FORWARD-LOOKING INFORMATION

This press release contains “forward-looking statements” within the meaning of applicable securities laws. Forward-looking statements relate to information that is based on management's assumptions, projections of future results and estimates of amounts that have not yet been determined. Any statements that express forecasts, expectations, beliefs, plans, projections, goals, assumptions or future events or results are not statements of historical fact and may be “forward-looking statements.”

Forward-looking statements in this press release include, but are not limited to, the use of proceeds from the unit offering, the timing and receipt of regulatory approvals and the Company's overall strategy, plans and future expectations.

Forward-looking statements are subject to a variety of risks and uncertainties that could cause actual events or results to differ from those reflected in the forward-looking statements, including, but not limited to: risks associated with the inability to obtain adequate financing on a timely basis and on acceptable terms; risks associated with the outcome of litigation; political and regulatory risks associated with mining and exploration; risks associated with maintaining stock exchange quotes; risks associated with environmental regulation and liability; the potential for delays in exploration or development or completion of feasibility studies; uncertainty of profitability; risks and uncertainties associated with the interpretation of drilling results, the geology, grade and continuity of mineral deposits; risks associated with the inherent uncertainty of production and cost estimates and the possibility of unexpected costs and expenses; the results of preliminary and feasibility studies and the possibility that future exploration, development or production results will not meet the Company's expectations; risks associated with fluctuations in commodity prices; and other risks and uncertainties associated with the Company's prospects, properties and business that are described in detail elsewhere in the Company's disclosures.

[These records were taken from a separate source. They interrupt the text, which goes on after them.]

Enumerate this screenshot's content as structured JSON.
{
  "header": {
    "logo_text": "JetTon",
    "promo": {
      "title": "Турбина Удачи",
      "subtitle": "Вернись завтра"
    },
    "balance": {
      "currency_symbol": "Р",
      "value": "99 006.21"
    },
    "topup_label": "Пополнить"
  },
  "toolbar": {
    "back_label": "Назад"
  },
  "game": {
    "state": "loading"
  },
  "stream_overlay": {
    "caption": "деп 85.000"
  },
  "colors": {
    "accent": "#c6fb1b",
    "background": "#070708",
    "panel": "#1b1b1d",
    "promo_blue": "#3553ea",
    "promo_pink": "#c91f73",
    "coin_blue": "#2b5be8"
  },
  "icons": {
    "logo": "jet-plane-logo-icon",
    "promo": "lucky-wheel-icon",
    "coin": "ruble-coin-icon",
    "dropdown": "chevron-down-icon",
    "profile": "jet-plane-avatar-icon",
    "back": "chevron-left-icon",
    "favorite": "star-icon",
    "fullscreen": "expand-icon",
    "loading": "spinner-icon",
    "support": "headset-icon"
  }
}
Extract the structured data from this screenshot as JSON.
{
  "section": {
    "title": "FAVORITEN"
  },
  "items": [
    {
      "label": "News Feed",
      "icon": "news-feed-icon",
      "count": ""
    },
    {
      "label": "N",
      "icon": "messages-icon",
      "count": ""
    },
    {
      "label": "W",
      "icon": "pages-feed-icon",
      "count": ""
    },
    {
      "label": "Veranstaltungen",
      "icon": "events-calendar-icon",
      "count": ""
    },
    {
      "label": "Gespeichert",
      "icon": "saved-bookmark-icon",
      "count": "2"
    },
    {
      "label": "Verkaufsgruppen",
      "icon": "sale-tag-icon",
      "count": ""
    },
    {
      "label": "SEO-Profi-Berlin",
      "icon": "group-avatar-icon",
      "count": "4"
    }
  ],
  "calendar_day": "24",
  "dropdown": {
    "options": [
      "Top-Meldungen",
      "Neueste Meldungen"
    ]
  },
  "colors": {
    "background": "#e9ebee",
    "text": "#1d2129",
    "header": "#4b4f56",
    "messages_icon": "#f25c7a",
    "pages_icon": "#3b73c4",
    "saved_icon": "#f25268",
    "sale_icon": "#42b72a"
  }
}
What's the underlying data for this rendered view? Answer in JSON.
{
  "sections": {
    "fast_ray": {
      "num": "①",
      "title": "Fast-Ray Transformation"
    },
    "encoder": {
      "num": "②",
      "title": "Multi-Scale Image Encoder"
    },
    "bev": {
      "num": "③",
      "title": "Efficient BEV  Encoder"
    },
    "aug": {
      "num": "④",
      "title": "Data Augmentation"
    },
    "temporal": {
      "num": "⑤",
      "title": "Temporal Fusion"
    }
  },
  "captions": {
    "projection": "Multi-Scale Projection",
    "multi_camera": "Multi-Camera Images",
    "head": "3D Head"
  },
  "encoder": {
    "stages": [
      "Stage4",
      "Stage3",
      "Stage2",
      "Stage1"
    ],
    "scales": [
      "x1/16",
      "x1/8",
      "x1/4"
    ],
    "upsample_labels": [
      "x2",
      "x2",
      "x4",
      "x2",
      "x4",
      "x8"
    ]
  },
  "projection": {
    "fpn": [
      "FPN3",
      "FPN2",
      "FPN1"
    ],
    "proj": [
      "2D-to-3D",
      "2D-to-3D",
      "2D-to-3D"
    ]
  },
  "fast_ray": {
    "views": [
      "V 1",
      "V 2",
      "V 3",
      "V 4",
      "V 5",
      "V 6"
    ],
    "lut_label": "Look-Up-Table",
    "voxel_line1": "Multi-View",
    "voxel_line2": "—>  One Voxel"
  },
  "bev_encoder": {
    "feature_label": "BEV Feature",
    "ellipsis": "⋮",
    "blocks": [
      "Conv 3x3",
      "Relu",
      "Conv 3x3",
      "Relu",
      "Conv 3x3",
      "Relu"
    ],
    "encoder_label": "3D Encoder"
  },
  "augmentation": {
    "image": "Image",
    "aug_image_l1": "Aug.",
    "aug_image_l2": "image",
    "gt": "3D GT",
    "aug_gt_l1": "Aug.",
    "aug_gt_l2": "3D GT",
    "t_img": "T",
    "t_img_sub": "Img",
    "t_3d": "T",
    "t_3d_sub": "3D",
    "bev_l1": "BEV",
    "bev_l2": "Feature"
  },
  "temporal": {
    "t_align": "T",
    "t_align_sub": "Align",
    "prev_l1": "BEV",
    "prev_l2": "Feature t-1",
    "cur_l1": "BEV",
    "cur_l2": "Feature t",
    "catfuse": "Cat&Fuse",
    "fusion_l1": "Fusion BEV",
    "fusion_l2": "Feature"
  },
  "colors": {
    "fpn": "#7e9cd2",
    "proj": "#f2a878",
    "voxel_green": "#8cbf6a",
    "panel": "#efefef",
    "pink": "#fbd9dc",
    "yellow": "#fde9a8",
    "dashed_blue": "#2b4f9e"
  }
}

Additional information regarding these and other risk factors can be found in the Company's continuous disclosure documents available on its profile on SEDAR+ at: www.sedarplus.ca.

If one or more of these risks and uncertainties materialize or if underlying assumptions prove incorrect, actual results could differ materially from those described in the forward-looking statements. Investors are cautioned not to place undue reliance on forward-looking statements. These forward-looking statements are made as of the date hereof, and the Company undertakes no obligation to update or revise them to reflect new events or circumstances. Actual events or results may differ materially from the Company's expectations or forecasts.